Mais enfin quand on a conçu des enfants ensemble on a dû penser que s'il y avait séparation il y aurait répartition des charges. Et bien non, ce n'est pas vrai pour toutes et beaucoup de femmes se retrouvent seules avec toutes les charges sur les reins sans intervention du mari pour une "indemnité compensatoire ou une pension alimentaire ! Et ils sont, parait-il des escadrons, ces mecs partis baiser ailleurs et souvent fonder un autre foyer, en oubliant complètement le premier! Comment doit-on les appeler ceux là? Des hommes ou des lopettes ou des lavettes ? Des responsables ou des lâches?
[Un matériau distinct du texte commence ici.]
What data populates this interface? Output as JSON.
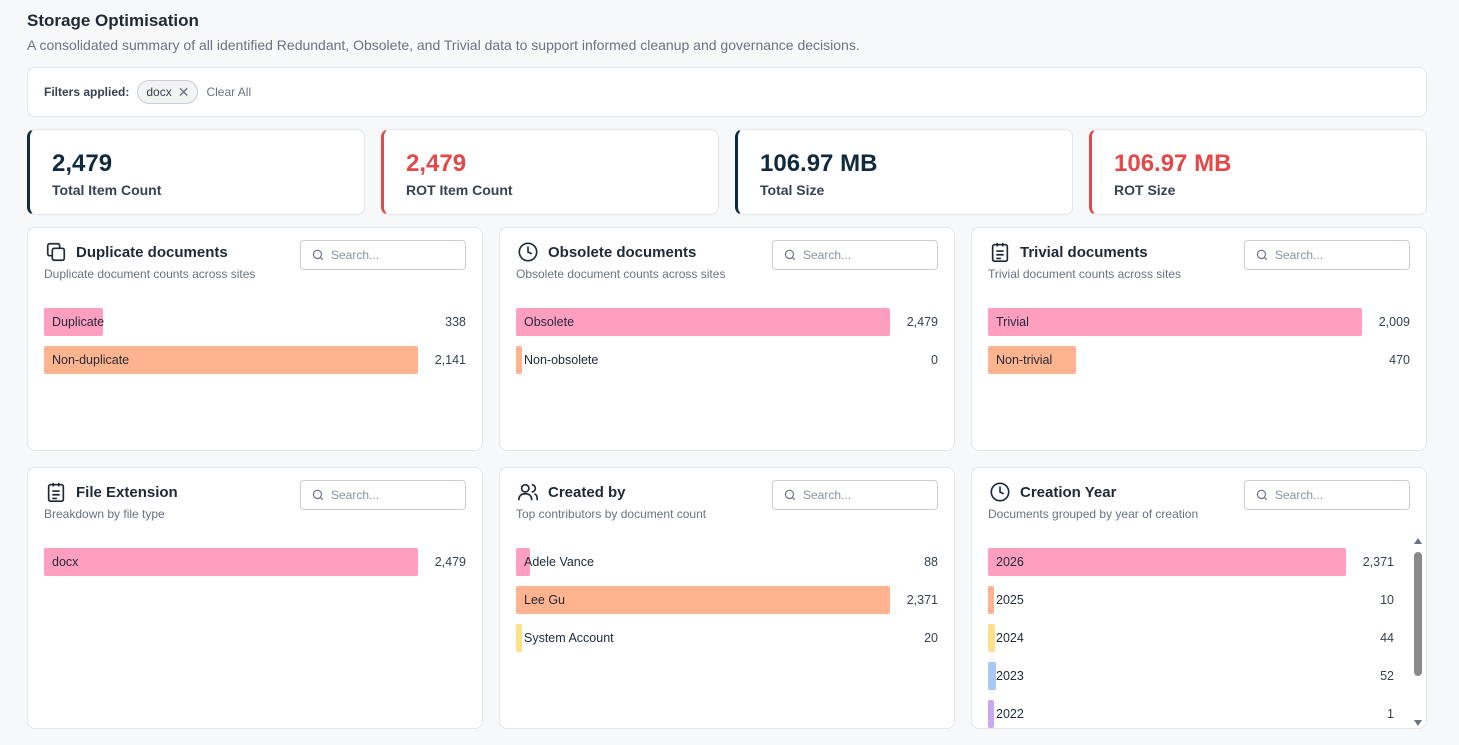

Sans compter et pourtant çà compte beaucoup, les répercussions sur les enfants, lles traumatismes de la séparation,les tirailemnents d'un foyer à l'autre des week-ends et des vacances partagées. On reste pantois quand on se souvient que les statistiques disent que ce sont les femmes qui dans l'ensemble demandent le divorce les premières! Mais où ont-elles la tête, et le compte en banque celles-là ? A moins que le Jules en question ne soit devenu alcoolique ou violent ou les deux à la fois!
Tout à fait dans un autre genre est ce que ce sont des hommes ou des émasculés, ces créateurs de mode qui transforment les mannequins en déportées de Buchenwald, ces soi-disant stylistes ou couturiers qui métamorphosent des femmes en porte-manteaux. Quand on voit ces malheureuses apparaitre sur les écrans en marchant d'un derrière sur l'autre on voudrait leur donner cent balles pour acheter un sandwich. Et pourtant elles sont toutes volontaires et se battent même pour faire ce métier où elles sont d'ailleurs très bien payée! C'est à ne plus rien y comprendre, mais surtout, dans les deux cas doit-on vraiment encore appeler "des hommes" ces conjoints fuyards et ces stylistes évaporés?